Oscar-nominated documentary about Egyptian revolution screens at the Frontline Club
Documenting from the early days of Egypt’s uprising against Hosni Mubarak to the aftermath of Mohamed Morsi’s ousting by the military, American–Egyptian director Jehane Noujaim’s film follows ‘revolutionaries’ Abdalla, Ahmed Hassan and Magdy Ashour as they live, and fight, through three years of revolution.
Coming from three generations that have been fighting for political reform in Egypt, and with his father in the audience, Abdalla explained he finds it problematic to answer questions about “what does now tell us about where we are going”. In response to a question about the current situation, he said he would rather look at what is moving people and what this can “tell us about where we come from and where we are headed”.
The film’s delivery was almost as problematic as its production. According to Abdalla and Trew, the documentary had several cuts because of the tumultuous and constantly changing events taking place. On her way to the film’s premiere at Sundance, director Noujaim realised events were unfolding in Egypt, that had to be included. The Square is now in its third cut.
“We had terabytes of footage,” said Trew, who said she joined the production team when she met Noujaim in Tahrir Square.
“It’s textbook on how you should never film a documentary.”
She explained filming the documentary was a very collaborative effort, with only little direction because of the constantly shifting and unpredictable events.

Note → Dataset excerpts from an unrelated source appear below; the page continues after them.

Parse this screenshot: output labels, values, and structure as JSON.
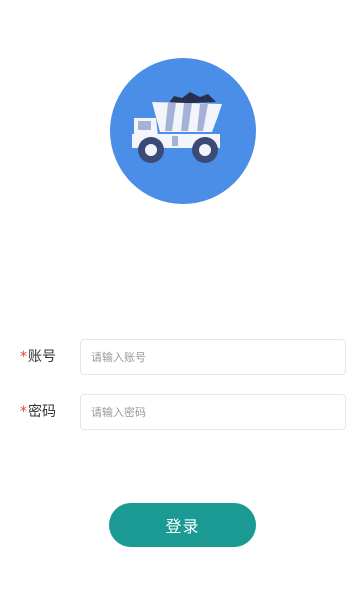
{
  "logo": {
    "icon": "dump-truck-icon",
    "circle_color": "#4a8ee8",
    "truck_body_color": "#f3f5fa",
    "stripe_color": "#a5b1d8",
    "load_color": "#27314f",
    "wheel_color": "#3c4a78"
  },
  "form": {
    "account": {
      "required_mark": "*",
      "label": "账号",
      "placeholder": "请输入账号",
      "value": ""
    },
    "password": {
      "required_mark": "*",
      "label": "密码",
      "placeholder": "请输入密码",
      "value": ""
    }
  },
  "login_button": {
    "label": "登录",
    "color": "#1a9a93"
  }
}
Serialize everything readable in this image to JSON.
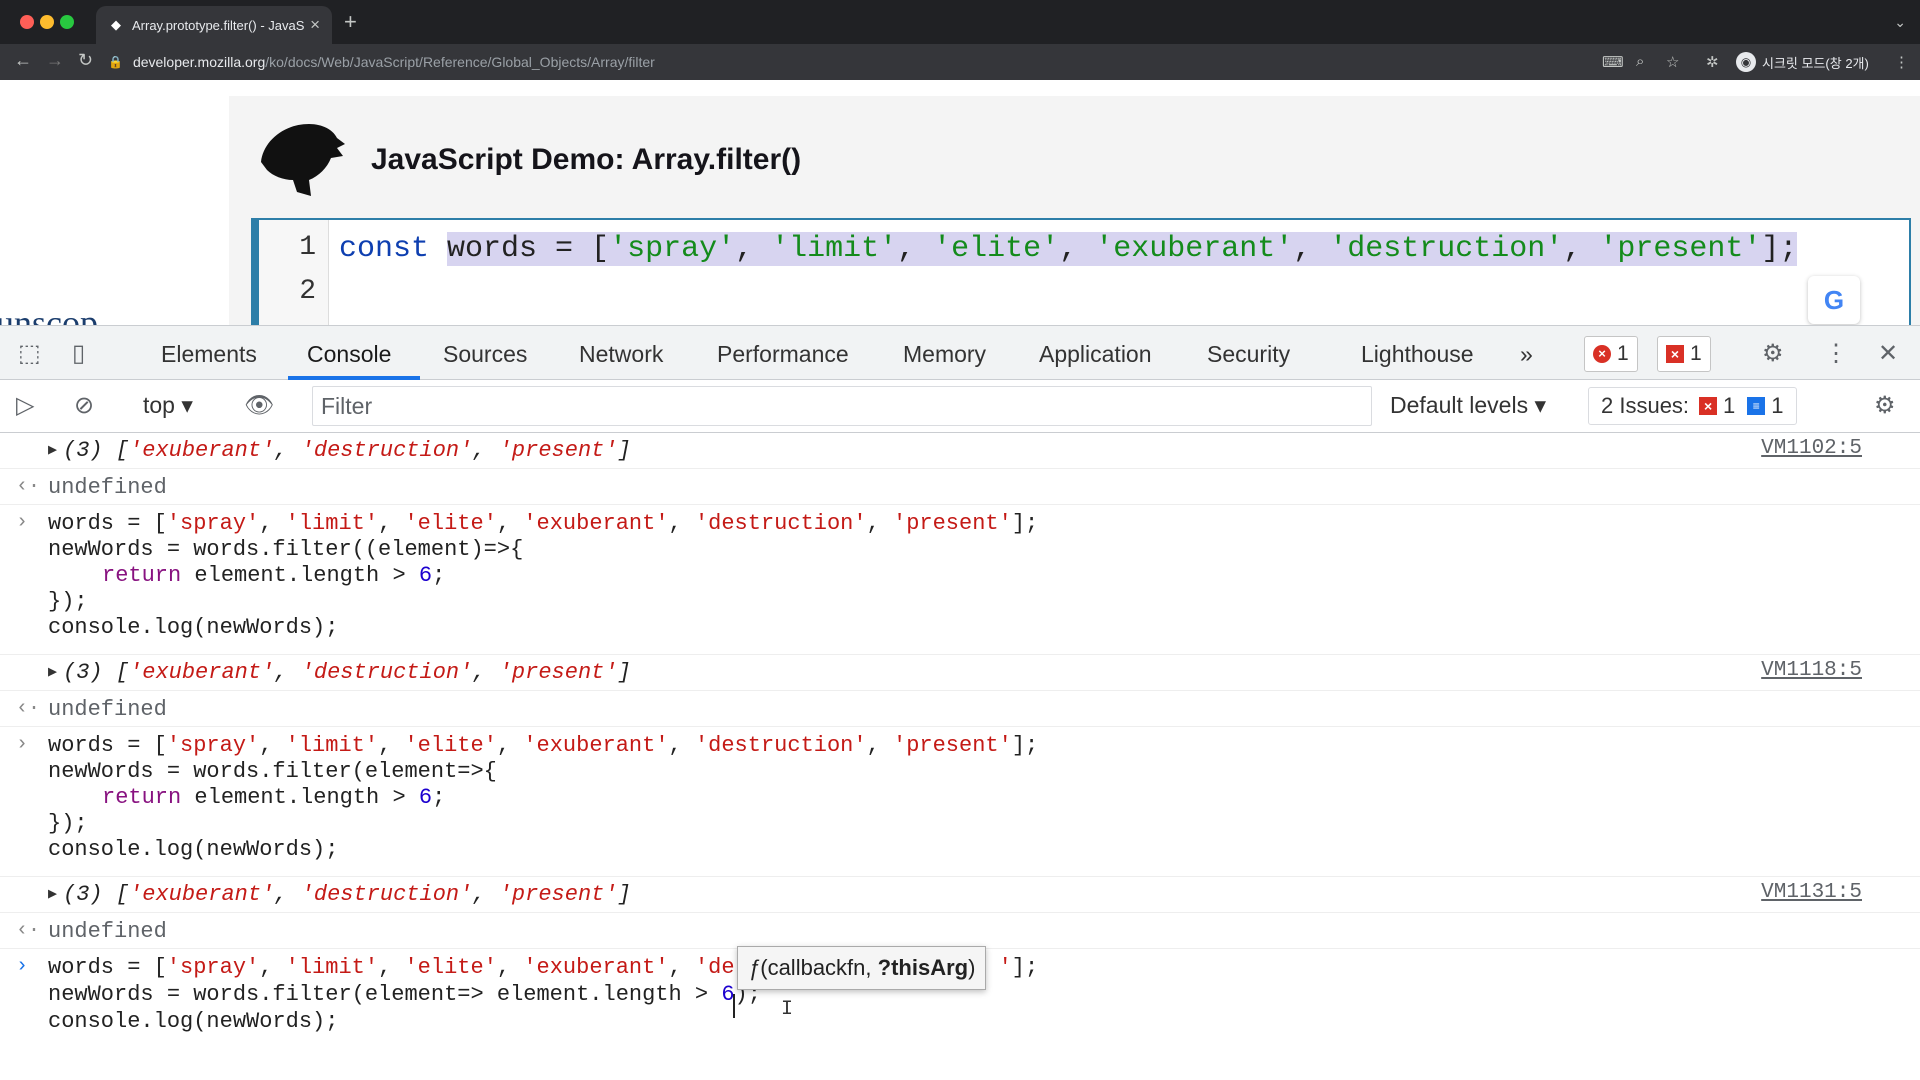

“We were bobbing around on this massive tide, this sea change. All you could do is follow your guts,” she said.
She added that it was the first time she had seen that version of the film.
Abdalla said that despite the struggle and unpredictable nature of Egypt’s revolution he was determined to continue the fight for change.
“At no point of the story did we know what the story was,” he said.
“We’re going through a massive shift. It’s possible that things will die down, but for this kind of stability that is fetishised you need the circumstances that ignited this revolution to go away.”
“As long as I’m not certain that in six to eight months time the balance of power won’t be the same as it is today, then we’ll be living in a revolution.”
“The Oscar [nomination] is great, it’s great that it might be able to be seen in Egypt,” said Abdalla, referring to the fact that that the film has yet to have a public showing in the north African country. The 2014 Academy Award winners will be announced on Sunday 2 March.